Le goût du sang

Ses muscles le brûlaient tant sa course se prolongeait. Et ni la pluie qui inondait son pelage ni le sol glissant du sous-bois ne semblaient pouvoir le ralentir. Alissart courait aussi vite, aussi loin qu’il le pouvait. Comme s’il pouvait fuir son passé. Mais le goût entêtant du sang dans sa gueule ne saurait le lui faire oublier. Il avait attaqué et tué. Ce n’était pas ces proies quelconques qu’il avait appris à chasser avec ses compagnons. Non, cette fois il s’en était pris à des gens, des humains.

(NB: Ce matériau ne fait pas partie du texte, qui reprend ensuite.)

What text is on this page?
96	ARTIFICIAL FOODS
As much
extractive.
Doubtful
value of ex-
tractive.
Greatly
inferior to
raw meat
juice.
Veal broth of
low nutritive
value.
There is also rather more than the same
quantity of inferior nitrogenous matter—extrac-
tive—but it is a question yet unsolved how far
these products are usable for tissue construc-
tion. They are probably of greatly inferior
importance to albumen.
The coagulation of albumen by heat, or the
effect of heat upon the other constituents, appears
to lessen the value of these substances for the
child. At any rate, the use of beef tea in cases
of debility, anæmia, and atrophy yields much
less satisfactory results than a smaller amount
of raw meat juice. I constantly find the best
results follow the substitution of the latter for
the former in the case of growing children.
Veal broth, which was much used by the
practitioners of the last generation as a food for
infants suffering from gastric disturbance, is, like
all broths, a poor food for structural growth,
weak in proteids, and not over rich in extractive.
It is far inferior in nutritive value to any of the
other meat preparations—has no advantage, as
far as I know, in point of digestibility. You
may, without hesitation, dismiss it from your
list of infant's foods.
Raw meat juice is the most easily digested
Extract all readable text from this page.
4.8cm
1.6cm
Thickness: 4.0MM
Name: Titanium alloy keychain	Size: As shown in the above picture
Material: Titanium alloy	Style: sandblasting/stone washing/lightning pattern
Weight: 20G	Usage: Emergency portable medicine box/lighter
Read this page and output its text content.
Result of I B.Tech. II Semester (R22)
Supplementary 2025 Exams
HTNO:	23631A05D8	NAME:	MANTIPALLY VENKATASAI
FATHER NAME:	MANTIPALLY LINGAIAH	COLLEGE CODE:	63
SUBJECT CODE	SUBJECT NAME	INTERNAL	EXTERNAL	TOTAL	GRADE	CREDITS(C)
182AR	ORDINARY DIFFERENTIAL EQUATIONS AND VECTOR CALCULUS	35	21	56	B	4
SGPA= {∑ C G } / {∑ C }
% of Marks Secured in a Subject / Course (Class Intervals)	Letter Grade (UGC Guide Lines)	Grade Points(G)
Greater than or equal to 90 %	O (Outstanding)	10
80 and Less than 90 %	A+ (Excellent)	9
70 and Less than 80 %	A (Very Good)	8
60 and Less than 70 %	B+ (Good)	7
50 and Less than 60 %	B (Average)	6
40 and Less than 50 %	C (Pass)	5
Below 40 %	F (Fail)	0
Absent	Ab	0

Certes, ces soldats n’étaient pas innocents. Ils étaient venus pour s’en prendre aux change-formes, ses frères et sœurs de don, et à sa femme. Alissart était devenu un combattant pour leur permettre à tous de vivre en paix. Il avait voulu se rendre utile. Même en cela il avait échoué. Sa femme l’avait quitté et il avait abandonné les change-formes.

Après la bataille, une fois le calme revenu, il avait tremblé de peur, effrayé par ses actes, tétanisé par la possibilité qu’il agisse ainsi de nouveau. Puis son esprit s’était éveillé, prenant le contrôle de son corps, et Alissart s’était enfui. Il avait échoué à devenir quelqu’un.

S’arrêtant brusquement, Alissart plongea le museau dans une flaque et lapa toute l’eau qu’il put. Ce goût atroce de sang humain, il devait le faire disparaître. Ni le froid ni la saveur de la boue ne parvinrent à l’estomper. Rageusement, il mordit la terre gorgée et la mâcha durant de longues secondes avant de la recracher. Et toujours ce goût, ce sentiment d’avoir ôté la vie, à plusieurs reprises. Il se redressa finalement. Au-dessus de l’eau agitée par les gouttes qui tombaient dru, son reflet ondulant se transforma. Son museau s’aplatissait, son crâne s’arrondissait et ses poils disparaissaient. Ses cheveux se mirent à grisonner et ses joues à briller d’un éclat blanc, comme le soleil frappant le métal. Ce qu’il voyait apparaître devenait plus net et il comprit que ce visage blêmissant, ce regard perdu, effrayé, implorant, ne lui appartenaient pas.

Fuyant cette vision de mort, Alissart se remit à courir comme pour oublier. À force, sa gorge devrait finir par s’assécher et ce sang deviendrait cendre. Les arbres filaient désormais autour de lui comme une tenture marron et verte tendue, prête à se déchirer. Son cœur hurlait sa présence sans qu’Alissart sache s’il battait le rythme de sa course ou s’il célébrait son dernier repas. Car s’il savait que sa langue s’en rappelait, il sentait aussi son sang bouillir comme transcendé d’une vie nouvelle. Désireux d’épuiser cette énergie, Alissart courut de plus belle.

Sa fuite s’arrêta finalement dans une clairière où seule une cabane venait rompre la verte monotonie. Une légère fumée grise s’en échappait pour se perdre dans la pluie et la brume. Retrouvant un peu de son calme, Alissart réalisa que cette odeur de bois brûlé et de cendre l’avait probablement guidée ici sans qu’il y ait prêté la moindre attention. Et ce fut donc naturellement que ses pattes le menèrent vers la porte de la cabane.